Et avec le Coordonnateur, Monsieur Youssouph BADJI, nous avons décidé de monter en puissance dans le partenariat en identifiant d’autres axes de collaboration pour permettre aussi au PPDC  de nous accompagner dans la réalisation de notre mission de réinsertion/réintégration  économique des groupes vulnérabilisés. Je voudrais d’ailleurs le saluer et le remercier pour ce qu’il fait en Casamance.  L’ANRAC avait beaucoup aidé, par la médiation sociale, le projet du MCI  durant la phase de construction de la RN6. Et aujourd’hui, nous avons signé une convention avec le PUMA pour des activités d’ingénierie sociale et pour plus de complémentarité dans nos interventions au  profit des populations frontalières de la Gambie et de la Guinée qui  sont de retour dans leur terroir après des années de déplacement en raison des situations d’insécurité. Nous sommes dans des discussions également  avec le PUDC pour une convention de partenariat.
 
En politique,  vous faites parties des poulains du Président Benoit Sambou, comment vous vivez les tendances en cours au sein de l’APR ?

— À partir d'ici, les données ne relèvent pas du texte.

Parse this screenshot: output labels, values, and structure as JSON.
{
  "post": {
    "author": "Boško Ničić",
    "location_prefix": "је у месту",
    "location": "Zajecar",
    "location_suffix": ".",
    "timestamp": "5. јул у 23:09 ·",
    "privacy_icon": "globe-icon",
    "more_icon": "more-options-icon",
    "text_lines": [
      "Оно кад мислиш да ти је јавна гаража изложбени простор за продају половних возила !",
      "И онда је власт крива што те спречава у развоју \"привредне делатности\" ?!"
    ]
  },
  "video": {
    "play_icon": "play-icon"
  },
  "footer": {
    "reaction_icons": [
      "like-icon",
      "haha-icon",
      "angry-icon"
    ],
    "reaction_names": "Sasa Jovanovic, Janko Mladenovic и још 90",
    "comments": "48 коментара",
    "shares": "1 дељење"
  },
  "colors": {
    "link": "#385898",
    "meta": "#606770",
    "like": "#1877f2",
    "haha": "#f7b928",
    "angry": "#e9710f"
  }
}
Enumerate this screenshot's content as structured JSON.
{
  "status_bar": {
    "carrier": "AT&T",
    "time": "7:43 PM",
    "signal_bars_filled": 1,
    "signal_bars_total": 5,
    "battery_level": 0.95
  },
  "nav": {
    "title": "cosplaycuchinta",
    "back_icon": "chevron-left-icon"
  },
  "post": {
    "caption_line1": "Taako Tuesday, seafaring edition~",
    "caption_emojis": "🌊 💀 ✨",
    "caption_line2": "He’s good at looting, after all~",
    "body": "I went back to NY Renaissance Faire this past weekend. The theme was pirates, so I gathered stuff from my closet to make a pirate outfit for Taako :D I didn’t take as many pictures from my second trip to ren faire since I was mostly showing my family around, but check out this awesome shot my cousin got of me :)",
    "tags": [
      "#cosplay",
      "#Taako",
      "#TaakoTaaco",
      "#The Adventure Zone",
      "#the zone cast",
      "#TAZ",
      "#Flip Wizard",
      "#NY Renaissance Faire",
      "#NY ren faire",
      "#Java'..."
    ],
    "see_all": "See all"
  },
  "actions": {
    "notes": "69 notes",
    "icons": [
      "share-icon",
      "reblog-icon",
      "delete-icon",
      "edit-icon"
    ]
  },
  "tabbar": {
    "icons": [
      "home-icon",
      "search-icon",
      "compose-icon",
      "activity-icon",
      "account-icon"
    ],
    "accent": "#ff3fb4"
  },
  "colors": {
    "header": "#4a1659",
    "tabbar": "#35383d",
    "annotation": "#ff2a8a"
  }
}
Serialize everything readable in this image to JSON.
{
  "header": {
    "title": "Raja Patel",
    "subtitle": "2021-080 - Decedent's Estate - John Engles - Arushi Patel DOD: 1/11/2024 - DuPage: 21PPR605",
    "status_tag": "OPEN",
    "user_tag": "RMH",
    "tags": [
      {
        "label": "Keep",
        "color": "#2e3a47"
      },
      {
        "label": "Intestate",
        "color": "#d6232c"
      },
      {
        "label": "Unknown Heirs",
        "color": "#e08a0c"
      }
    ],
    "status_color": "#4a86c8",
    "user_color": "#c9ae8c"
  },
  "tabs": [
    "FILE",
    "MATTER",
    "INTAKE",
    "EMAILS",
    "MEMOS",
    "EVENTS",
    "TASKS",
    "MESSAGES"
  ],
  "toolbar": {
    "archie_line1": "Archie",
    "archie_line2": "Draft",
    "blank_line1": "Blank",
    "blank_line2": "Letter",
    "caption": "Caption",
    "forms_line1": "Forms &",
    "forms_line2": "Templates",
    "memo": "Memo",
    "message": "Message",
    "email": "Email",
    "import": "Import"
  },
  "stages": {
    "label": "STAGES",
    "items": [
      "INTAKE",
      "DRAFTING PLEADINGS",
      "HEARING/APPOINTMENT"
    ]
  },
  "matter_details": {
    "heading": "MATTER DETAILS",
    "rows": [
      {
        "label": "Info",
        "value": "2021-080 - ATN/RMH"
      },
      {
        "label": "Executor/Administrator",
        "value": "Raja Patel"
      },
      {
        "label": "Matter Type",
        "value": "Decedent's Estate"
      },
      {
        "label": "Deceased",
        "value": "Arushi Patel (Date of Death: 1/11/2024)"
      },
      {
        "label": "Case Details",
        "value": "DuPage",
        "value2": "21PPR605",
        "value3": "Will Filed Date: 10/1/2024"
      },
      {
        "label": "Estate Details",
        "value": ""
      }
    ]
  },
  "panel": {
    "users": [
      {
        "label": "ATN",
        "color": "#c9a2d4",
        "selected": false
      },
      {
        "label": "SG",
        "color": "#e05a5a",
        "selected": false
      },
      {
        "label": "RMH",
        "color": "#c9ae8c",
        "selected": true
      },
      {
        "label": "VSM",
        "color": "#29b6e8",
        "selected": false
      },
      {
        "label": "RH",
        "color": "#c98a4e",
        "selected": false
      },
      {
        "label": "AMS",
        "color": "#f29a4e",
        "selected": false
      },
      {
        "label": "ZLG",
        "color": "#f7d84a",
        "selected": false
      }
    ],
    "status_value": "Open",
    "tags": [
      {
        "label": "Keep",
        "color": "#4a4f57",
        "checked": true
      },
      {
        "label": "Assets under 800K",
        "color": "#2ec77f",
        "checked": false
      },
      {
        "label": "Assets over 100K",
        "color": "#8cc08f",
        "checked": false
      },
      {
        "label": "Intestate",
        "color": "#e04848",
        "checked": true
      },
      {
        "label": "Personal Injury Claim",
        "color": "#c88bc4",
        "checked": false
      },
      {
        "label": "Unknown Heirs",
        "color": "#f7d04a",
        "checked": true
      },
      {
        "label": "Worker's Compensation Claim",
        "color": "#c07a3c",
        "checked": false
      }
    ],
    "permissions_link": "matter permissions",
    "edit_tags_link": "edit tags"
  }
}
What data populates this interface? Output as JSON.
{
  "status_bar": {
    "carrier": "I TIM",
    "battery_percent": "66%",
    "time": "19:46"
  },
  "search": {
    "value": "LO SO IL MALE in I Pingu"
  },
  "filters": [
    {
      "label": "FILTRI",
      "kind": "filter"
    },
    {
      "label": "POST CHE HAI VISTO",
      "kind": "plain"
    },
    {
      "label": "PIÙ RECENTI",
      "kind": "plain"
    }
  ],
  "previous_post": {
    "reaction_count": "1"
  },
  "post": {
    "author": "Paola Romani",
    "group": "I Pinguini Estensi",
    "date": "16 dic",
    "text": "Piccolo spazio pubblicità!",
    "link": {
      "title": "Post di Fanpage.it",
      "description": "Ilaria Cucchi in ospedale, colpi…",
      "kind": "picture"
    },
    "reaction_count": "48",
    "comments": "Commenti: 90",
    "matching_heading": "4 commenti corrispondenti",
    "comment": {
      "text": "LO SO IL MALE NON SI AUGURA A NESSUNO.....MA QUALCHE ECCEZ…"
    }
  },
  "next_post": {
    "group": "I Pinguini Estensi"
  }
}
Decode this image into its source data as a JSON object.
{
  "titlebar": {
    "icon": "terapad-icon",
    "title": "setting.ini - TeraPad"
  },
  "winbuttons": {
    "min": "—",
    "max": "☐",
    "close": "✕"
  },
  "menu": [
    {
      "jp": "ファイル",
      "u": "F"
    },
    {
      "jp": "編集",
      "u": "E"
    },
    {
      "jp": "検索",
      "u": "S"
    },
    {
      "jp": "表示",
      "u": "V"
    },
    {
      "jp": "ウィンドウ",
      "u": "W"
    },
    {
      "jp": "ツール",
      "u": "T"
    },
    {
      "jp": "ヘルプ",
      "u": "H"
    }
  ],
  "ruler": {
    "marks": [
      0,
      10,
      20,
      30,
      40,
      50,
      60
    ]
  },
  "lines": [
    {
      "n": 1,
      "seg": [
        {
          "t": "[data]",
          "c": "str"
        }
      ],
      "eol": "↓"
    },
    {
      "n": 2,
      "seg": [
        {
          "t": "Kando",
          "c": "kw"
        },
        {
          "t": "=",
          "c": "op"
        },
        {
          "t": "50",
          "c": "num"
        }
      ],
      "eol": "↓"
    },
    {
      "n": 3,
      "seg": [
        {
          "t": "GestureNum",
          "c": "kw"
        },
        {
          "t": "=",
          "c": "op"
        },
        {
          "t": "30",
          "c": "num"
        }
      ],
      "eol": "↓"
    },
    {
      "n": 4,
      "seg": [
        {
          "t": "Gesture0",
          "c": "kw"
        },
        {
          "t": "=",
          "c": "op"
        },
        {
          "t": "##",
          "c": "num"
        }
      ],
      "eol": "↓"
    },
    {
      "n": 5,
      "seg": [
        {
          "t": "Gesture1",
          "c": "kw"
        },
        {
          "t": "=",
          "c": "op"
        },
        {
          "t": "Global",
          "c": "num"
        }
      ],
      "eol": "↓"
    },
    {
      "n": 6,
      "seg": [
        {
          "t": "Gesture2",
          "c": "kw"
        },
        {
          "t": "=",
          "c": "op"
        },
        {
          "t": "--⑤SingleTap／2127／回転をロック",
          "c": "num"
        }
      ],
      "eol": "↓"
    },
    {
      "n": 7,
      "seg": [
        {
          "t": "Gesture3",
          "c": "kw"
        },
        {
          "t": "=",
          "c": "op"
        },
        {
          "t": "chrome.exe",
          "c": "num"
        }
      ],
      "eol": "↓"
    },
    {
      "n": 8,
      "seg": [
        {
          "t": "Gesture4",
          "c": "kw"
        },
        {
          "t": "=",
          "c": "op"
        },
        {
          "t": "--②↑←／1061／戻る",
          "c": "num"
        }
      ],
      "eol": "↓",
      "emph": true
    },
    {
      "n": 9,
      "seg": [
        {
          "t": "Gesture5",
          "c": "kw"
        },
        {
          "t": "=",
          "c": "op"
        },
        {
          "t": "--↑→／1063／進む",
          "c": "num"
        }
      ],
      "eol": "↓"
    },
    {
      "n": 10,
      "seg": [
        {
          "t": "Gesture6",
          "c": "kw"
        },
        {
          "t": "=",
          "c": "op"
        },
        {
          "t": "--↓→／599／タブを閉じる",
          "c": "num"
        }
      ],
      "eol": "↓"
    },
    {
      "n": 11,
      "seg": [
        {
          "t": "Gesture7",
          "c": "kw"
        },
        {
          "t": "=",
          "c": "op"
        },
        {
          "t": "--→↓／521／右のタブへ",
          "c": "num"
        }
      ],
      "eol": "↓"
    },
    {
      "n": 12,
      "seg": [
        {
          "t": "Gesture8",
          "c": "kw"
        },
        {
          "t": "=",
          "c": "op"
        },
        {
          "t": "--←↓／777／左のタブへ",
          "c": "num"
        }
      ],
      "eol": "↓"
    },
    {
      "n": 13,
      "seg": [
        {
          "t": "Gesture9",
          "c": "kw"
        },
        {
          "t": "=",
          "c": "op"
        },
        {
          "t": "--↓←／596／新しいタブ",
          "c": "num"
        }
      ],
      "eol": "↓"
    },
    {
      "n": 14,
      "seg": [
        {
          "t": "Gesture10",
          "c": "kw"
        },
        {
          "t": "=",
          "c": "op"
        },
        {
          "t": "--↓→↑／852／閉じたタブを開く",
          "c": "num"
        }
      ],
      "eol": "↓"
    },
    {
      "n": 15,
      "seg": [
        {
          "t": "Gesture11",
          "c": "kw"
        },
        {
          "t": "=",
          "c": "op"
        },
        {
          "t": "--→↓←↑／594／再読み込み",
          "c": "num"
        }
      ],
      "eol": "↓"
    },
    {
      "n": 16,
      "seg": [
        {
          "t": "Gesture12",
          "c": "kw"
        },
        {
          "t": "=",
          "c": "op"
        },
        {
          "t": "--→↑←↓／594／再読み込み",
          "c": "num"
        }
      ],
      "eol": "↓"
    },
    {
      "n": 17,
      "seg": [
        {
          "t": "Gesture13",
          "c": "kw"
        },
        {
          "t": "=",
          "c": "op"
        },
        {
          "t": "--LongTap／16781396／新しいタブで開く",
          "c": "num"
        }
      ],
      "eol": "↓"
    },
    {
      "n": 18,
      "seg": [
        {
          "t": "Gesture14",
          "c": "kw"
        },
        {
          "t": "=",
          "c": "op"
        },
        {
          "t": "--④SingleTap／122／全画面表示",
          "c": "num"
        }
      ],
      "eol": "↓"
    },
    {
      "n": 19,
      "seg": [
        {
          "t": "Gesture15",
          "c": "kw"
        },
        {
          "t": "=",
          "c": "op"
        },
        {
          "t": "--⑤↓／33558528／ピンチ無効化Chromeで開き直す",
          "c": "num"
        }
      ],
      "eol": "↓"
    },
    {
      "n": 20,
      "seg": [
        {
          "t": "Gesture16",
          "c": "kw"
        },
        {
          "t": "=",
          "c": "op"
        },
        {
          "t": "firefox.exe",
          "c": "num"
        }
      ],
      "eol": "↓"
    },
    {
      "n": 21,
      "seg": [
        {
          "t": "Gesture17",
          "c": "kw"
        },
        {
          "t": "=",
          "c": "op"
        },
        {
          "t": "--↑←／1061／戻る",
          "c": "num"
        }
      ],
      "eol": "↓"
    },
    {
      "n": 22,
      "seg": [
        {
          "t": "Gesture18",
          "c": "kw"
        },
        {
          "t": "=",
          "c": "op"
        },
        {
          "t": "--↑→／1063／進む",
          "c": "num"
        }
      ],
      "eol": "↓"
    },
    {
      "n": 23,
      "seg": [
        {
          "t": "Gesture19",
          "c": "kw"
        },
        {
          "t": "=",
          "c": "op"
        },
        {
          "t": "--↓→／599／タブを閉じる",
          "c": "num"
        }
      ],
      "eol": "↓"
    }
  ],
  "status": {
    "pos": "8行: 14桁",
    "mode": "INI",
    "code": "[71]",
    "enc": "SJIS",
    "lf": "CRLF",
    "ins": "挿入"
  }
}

Comme dans le reste du pays, le parti vit à coté des mouvements de soutien et des tendances. Il faut avouer qu’au départ, il y’avait une  situation conflictuelle qui régnait et qui avait pollué notre discours et nous avait écarté de l’essentiel, c’est à dire  la vulgarisation de l’image et des réalisations du Président de la République à Ziguinchor. C’est ce qui a expliqué par exemple  notre défaite  cuisante lors des locales de 2014.  Mais depuis, autour du Doyen Robert SAGNA et autour du leadership du Président de la CNDT, le Ministre d’Etat Benoit SAMBOU, nous avons su taire nos divergences à chaque fois que les échéances l’exigeaient pour se mettre autour d’un cadre unitaire. Cela nous a permis de remporter, après, toutes les élections (référendum comme législatives). Donc, ces tendances, comme je le soutiens, sont une bonne chose pour le parti si elles apportent une contribution dans la massification du parti et à condition qu’elles ciblent les militants de notre principal adversaire à Ziguinchor, l’UCS et non à faire du débauchage de militants et responsables de l’APR, cela n’apporte rien au parti et ne sert pas le Président de la République. Le Ministre Benoit a toujours prôné le leadership pluriel car il reste convaincu que chacun a sa partition à jouer pour le développement de la Casamance. C’est un homme passionné de la Casamance, sincère et loyal dans ses relations avec les gens et c’est pourquoi, il continue à voir sa légitimité se consolider du fait de sa proximité avec les populations et sa générosité désintéressée.

Personnellement, je suis un militant du parti, dans le parti et je travaille, de façon résolue et engagée, à l’aider dans le travail que le Président de la République, le Président de l’APR lui a confié à Ziguinchor, celui de massifier les rangs de l’APR. Et ce travail, il le fait bien aidé en cela par un Président qui a manifesté un amour, un intérêt profond et réel pour la Casamance.